Which parent was stricter when you were growing up?

Dr Guo: My father was not strict, my mother was. As I got older, it was more about my parents trusting me to do the right thing.

Madam Neo: I was very strict. I cut out weekly exercises in the Chinese newspapers for her to do when she was in primary school. I also planned timetables for meals and studying.

How did you discipline your children when they were younger?

Mr Quek: I would advise them on values such as respect and taking care of one's elders.

Caning is not very effective. We've seen parents who cane their children but never tell them how to improve their behaviour. The children become rebellious.

Madam Neo: I would advise them, but I would also smack her on the hand, so I felt the pain too. If I were to use the cane, I wouldn't have felt the pain but she would have.

I disciplined her very rarely, though. For example, if she didn't pay attention and got an easy maths question wrong.

I left my job doing accounts for a shipping firm when she was born, but I have the consolation that they were both good children. I am happy that she became a scientist.

What are your family values?

Mr Quek: Moral education, finding ways to help others.

Dr Guo: We prioritise the family. When I was studying in the United Kingdom and the United States for many years, every Saturday I called home to talk to them for more than an hour.
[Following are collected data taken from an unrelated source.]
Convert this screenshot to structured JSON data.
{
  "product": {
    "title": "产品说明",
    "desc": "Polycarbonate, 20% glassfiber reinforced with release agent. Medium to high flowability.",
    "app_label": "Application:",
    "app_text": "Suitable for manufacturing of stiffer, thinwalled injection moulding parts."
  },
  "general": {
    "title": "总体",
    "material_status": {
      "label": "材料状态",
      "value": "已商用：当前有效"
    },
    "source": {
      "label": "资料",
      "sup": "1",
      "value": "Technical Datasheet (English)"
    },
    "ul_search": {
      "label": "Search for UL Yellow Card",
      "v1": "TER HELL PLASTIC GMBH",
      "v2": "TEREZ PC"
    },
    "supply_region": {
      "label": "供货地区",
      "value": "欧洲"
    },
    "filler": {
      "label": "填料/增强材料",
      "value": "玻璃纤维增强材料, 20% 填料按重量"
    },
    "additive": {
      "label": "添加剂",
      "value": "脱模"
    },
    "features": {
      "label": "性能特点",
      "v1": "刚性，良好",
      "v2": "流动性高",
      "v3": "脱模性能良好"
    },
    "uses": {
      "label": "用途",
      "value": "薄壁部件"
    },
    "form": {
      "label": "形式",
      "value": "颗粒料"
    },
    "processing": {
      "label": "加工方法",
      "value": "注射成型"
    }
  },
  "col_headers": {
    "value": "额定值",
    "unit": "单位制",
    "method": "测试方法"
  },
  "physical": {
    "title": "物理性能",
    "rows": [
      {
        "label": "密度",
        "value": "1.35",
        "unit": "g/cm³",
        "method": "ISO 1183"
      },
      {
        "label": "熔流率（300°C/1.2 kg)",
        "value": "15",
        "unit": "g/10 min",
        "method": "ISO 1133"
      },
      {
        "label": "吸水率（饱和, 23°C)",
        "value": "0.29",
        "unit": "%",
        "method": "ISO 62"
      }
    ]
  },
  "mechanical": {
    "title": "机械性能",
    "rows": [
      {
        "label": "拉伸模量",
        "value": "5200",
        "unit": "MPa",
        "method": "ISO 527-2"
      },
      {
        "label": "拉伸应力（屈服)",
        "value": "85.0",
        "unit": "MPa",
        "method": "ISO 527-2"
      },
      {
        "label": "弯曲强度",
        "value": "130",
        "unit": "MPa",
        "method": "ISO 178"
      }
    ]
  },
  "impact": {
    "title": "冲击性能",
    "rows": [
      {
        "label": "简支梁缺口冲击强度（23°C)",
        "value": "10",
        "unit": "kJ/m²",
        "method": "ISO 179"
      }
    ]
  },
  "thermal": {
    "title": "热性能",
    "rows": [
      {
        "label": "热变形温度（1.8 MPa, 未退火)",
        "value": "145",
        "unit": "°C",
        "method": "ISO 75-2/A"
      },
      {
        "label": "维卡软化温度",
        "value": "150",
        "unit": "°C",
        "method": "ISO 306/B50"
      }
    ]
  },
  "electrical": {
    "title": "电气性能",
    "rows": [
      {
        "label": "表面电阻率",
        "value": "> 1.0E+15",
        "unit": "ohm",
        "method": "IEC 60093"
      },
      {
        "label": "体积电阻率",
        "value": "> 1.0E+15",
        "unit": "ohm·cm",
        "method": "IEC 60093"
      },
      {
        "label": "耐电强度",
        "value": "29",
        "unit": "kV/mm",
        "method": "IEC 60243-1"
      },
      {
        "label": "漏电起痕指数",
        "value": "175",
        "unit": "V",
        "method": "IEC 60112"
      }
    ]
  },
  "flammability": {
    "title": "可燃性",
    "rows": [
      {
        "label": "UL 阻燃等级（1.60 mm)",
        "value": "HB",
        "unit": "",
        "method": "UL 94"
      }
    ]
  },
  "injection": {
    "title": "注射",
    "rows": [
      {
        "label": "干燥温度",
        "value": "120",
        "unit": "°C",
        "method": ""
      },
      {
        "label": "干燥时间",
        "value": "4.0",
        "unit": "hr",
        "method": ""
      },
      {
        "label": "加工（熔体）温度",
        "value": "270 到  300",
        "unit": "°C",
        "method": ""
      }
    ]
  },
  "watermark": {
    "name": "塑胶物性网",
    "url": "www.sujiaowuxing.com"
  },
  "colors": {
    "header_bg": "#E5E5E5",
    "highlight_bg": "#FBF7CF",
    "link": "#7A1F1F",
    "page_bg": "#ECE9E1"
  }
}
Which parent are you closer to?

Dr Guo: Probably my mum because we talk a lot. When I was away studying. she updated me about my brother and extended family.

We'd talk about what things were like when she was growing up, how she couldn't continue studying because she had to work to support her family.

Madam Neo: I had to stop after Secondary 4 and I cried for a week. I later took a typewriting course and learnt to do accounts. That's why I wanted her to study as much as she could.

Mr Quek: She's close to both of us.

If the parent-child roles were reversed, what would you do differently?

Mr Quek: Nothing. She's achieved a lot in her studies and she's concerned about her parents, asking us about our health. She also advises her brother.

Dr Guo: I wouldn't change anything. When I was young, at some point, I wanted more freedom. But the discipline has helped me a lot in my work now that I'm older.

Madam Neo: There's nothing to change. My philosophy is that there's always room for improvement, but I'm very happy. To me, getting a PhD, like she has, is a big achievement.